The Can Can in Denver.


DENVER, Col , Sept. 4.—In this beautiful city of the West the devil is fast gaining ground. Drunkenness and prostitution are becoming alarmingly prevalent, and if not checked will make Denver on a par with the worst cities of the Union in vice. The neighborhood of Halliday Street is the stronghold of sin. The stranger, no matter where he comes from, if his tendencies are evil, gravitates toward this locality as naturally as a duck takes to the water. On this street are located the fashionable palaces of sin, the most notorious of which is presided over by Madam Minnie Clifford, who takes pride in saying that she is the only Madam in Denver in whose house the infamous dance known as the "Can Can" is performed. She openly boasts that her best 3 patrons are married men, many of them bald-headed and grey, who frequently remain till three o'clock in the morning. She has seven soiled doves, whose· names are: Della Thompson, Ida Charleston, Marian Custer, Ada Courtney, Lillie Thorp, May Crocker, India Florence. All of these women perform the "can can" nightly for the delectation of Madam Clifford's patrons. The premiere of the dance is the last named, a young girl with a history. She states that she was born in Washington, D.C., and became the victim of man's perfidy four years ago, and shortly after went to Philadelphia, and entered a fashionable bagnio, presided over by Madam Annie Winters, 1216 Locust Street.

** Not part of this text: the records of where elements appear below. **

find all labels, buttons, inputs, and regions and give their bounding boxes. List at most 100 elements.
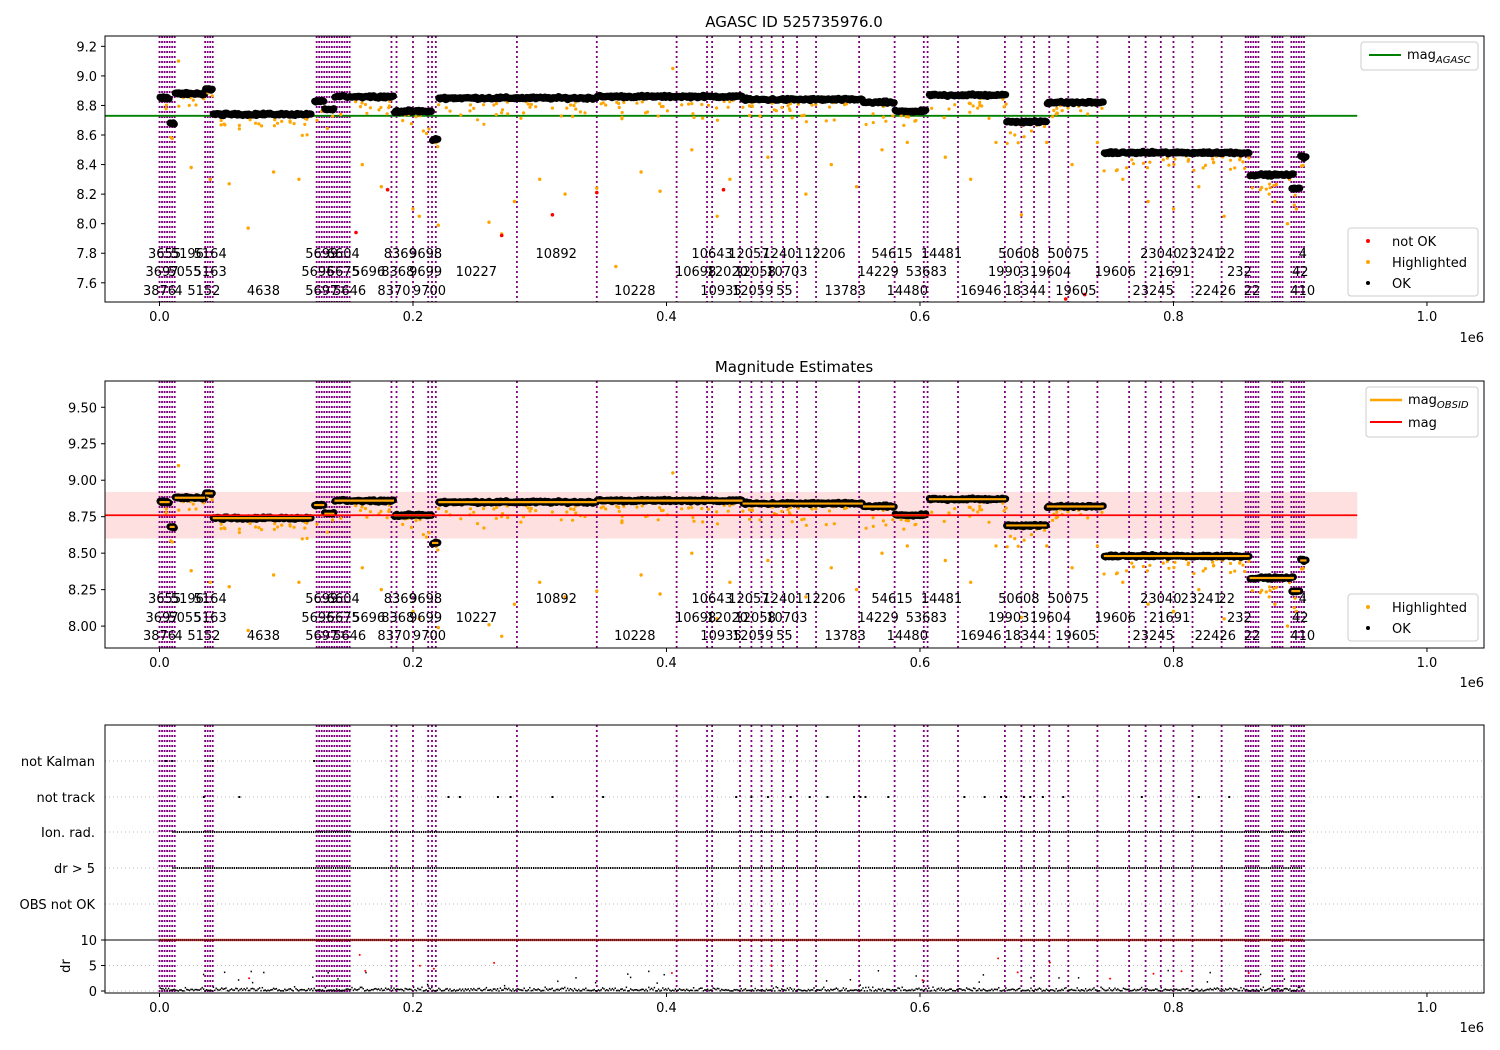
- obsid-label: 12059: [732, 629, 773, 644]
- dr-high-point: [358, 953, 361, 956]
- dr5-point: [396, 867, 398, 869]
- dr5-point: [737, 867, 739, 869]
- ionrad-point: [1186, 831, 1188, 833]
- ionrad-point: [786, 831, 788, 833]
- ionrad-point: [310, 831, 313, 833]
- dr5-point: [720, 867, 722, 869]
- highlighted-point: [786, 508, 790, 512]
- dr5-point: [801, 867, 803, 869]
- highlighted-point: [617, 509, 621, 513]
- ionrad-point: [1036, 831, 1039, 833]
- dr5-point: [838, 867, 841, 869]
- dr5-point: [1204, 867, 1206, 869]
- dr5-point: [1274, 867, 1276, 869]
- dr5-point: [805, 867, 808, 869]
- highlighted-point: [620, 110, 624, 115]
- ok-point: [1099, 98, 1107, 106]
- ionrad-point: [390, 831, 392, 833]
- dr5-point: [596, 867, 599, 869]
- ionrad-point: [832, 831, 834, 833]
- dr5-point: [352, 867, 354, 869]
- ionrad-point: [269, 831, 271, 833]
- axes-frame: [104, 35, 1485, 303]
- dr-point: [352, 989, 355, 992]
- dr5-point: [790, 867, 792, 869]
- highlighted-point: [176, 59, 181, 63]
- dr-point: [384, 987, 387, 989]
- dr5-point: [667, 867, 669, 869]
- highlighted-point: [691, 112, 695, 116]
- dr-point: [256, 989, 258, 992]
- dr5-point: [902, 867, 904, 869]
- ionrad-point: [979, 831, 981, 833]
- highlighted-point: [529, 102, 534, 107]
- dr5-point: [1215, 867, 1217, 869]
- highlighted-point: [339, 516, 343, 520]
- dr5-point: [874, 867, 876, 869]
- ionrad-point: [181, 831, 183, 833]
- dr-point: [263, 971, 265, 974]
- dr-point: [334, 990, 336, 992]
- highlighted-point: [1228, 167, 1233, 171]
- nottrack-point: [789, 796, 792, 798]
- ok-point: [1002, 91, 1010, 99]
- ionrad-point: [354, 831, 357, 833]
- dr5-point: [1237, 867, 1239, 869]
- ionrad-point: [220, 831, 222, 833]
- dr-point: [251, 987, 254, 990]
- obsid-label: 23241: [1181, 247, 1222, 262]
- dr5-point: [649, 867, 651, 869]
- dr5-point: [530, 867, 533, 869]
- highlighted-point: [827, 105, 832, 109]
- highlighted-point: [902, 123, 906, 127]
- y-tick-label: 8.0: [76, 218, 97, 233]
- ionrad-point: [539, 831, 541, 833]
- dr5-point: [612, 867, 614, 869]
- dr-point: [419, 988, 422, 991]
- dr5-point: [299, 867, 302, 869]
- ionrad-point: [1289, 831, 1292, 833]
- highlighted-point: [248, 521, 252, 526]
- highlighted-point: [726, 509, 730, 513]
- highlighted-point: [758, 114, 762, 118]
- dr5-point: [225, 867, 227, 869]
- highlighted-point: [436, 625, 440, 630]
- obsid-label: 42: [1292, 611, 1309, 626]
- dr5-point: [1281, 867, 1283, 869]
- ionrad-point: [704, 831, 706, 833]
- highlighted-point: [427, 531, 431, 535]
- ionrad-point: [482, 831, 484, 833]
- highlighted-point: [687, 506, 691, 510]
- dr-point: [414, 989, 416, 991]
- highlighted-point: [747, 508, 752, 512]
- dr5-point: [662, 867, 665, 869]
- dr5-point: [546, 867, 548, 869]
- dr5-point: [535, 867, 537, 869]
- ionrad-point: [860, 831, 863, 833]
- ionrad-point: [1234, 831, 1237, 833]
- ionrad-point: [1043, 831, 1045, 833]
- highlighted-point: [1268, 182, 1272, 186]
- dr5-point: [1164, 867, 1166, 869]
- highlighted-point: [691, 515, 695, 520]
- dr-point: [365, 971, 367, 974]
- ok-point: [1302, 153, 1310, 161]
- nottrack-point: [496, 796, 499, 798]
- ionrad-point: [1175, 831, 1177, 833]
- obsid-label: 19604: [1030, 611, 1071, 626]
- highlighted-point: [1161, 561, 1165, 565]
- ionrad-point: [295, 831, 297, 833]
- obsid-label: 12057: [728, 247, 769, 262]
- ionrad-point: [656, 831, 658, 833]
- ionrad-point: [537, 831, 539, 833]
- dr-point: [366, 988, 369, 991]
- dr5-point: [867, 867, 869, 869]
- dr5-point: [1223, 867, 1226, 869]
- dr5-point: [1003, 867, 1006, 869]
- x-tick-label: 0.4: [656, 310, 677, 325]
- highlighted-point: [331, 114, 335, 118]
- highlighted-point: [787, 107, 792, 111]
- ionrad-point: [605, 831, 607, 833]
- dr5-point: [581, 867, 583, 869]
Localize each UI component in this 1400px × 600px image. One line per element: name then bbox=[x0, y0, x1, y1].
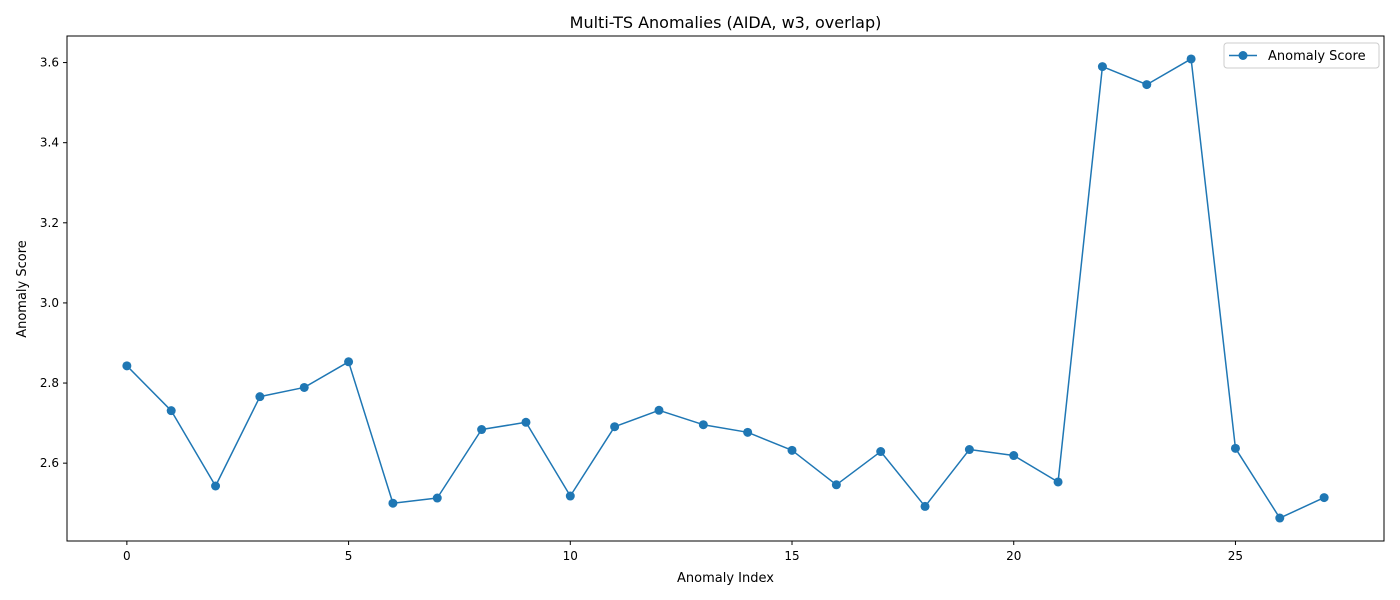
series-layer bbox=[122, 54, 1329, 523]
y-tick-label: 3.0 bbox=[40, 296, 59, 310]
y-tick-label: 3.4 bbox=[40, 136, 59, 150]
data-point bbox=[1097, 62, 1107, 72]
y-tick-label: 3.6 bbox=[40, 56, 59, 70]
data-point bbox=[565, 491, 575, 501]
legend-label: Anomaly Score bbox=[1268, 49, 1366, 64]
data-point bbox=[743, 427, 753, 437]
y-axis-label: Anomaly Score bbox=[15, 240, 30, 338]
data-point bbox=[299, 382, 309, 392]
data-point bbox=[477, 425, 487, 435]
x-ticks: 0 5 10 15 20 25 bbox=[123, 541, 1243, 563]
x-tick-label: 5 bbox=[345, 549, 353, 563]
series-line bbox=[126, 58, 1325, 519]
y-ticks: 2.6 2.8 3.0 3.2 3.4 3.6 bbox=[40, 56, 67, 470]
data-point bbox=[432, 493, 442, 503]
data-point bbox=[1319, 493, 1329, 503]
data-point bbox=[1053, 477, 1063, 487]
x-tick-label: 0 bbox=[123, 549, 131, 563]
chart-title: Multi-TS Anomalies (AIDA, w3, overlap) bbox=[570, 13, 882, 32]
data-point bbox=[1230, 443, 1240, 453]
legend-marker-swatch bbox=[1238, 51, 1248, 60]
data-point bbox=[388, 498, 398, 508]
chart-title-layer: Multi-TS Anomalies (AIDA, w3, overlap) bbox=[570, 13, 882, 32]
data-point bbox=[964, 445, 974, 455]
data-point bbox=[610, 422, 620, 432]
data-point bbox=[1186, 54, 1196, 64]
data-point bbox=[831, 480, 841, 490]
legend-frame bbox=[1223, 42, 1380, 69]
legend: Anomaly Score bbox=[1223, 42, 1380, 69]
plot-frame bbox=[66, 35, 1385, 542]
data-point bbox=[654, 405, 664, 415]
x-tick-label: 10 bbox=[563, 549, 578, 563]
data-point bbox=[255, 392, 265, 402]
y-tick-label: 2.6 bbox=[40, 456, 59, 470]
data-point bbox=[122, 361, 132, 371]
data-point bbox=[211, 481, 221, 491]
data-point bbox=[1275, 513, 1285, 523]
data-point bbox=[1142, 80, 1152, 90]
data-point bbox=[521, 417, 531, 427]
data-point bbox=[1009, 451, 1019, 461]
data-point bbox=[876, 447, 886, 457]
x-axis-label: Anomaly Index bbox=[677, 571, 774, 586]
data-point bbox=[698, 420, 708, 430]
y-tick-label: 2.8 bbox=[40, 376, 59, 390]
data-point bbox=[166, 406, 176, 416]
y-tick-label: 3.2 bbox=[40, 216, 59, 230]
data-point bbox=[920, 501, 930, 511]
x-tick-label: 20 bbox=[1006, 549, 1021, 563]
data-point bbox=[787, 445, 797, 455]
axes-layer bbox=[66, 35, 1385, 542]
data-point bbox=[344, 357, 354, 367]
x-tick-label: 25 bbox=[1228, 549, 1243, 563]
x-tick-label: 15 bbox=[784, 549, 799, 563]
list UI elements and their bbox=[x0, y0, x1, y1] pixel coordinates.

She remained there six months, and came to Denver three years ago, and has since resided at her present abode. She never appears in the "can can" without wearing at least $2,000 worth of diamonds.

Those who have seen these dances say that they excel in lewdness anything ever witnessed in this city. They are orgies which would delight the basest tastes. The accompanying sketch will afford a slight idea of the scene.

National Police Gazette, September 18, 1880.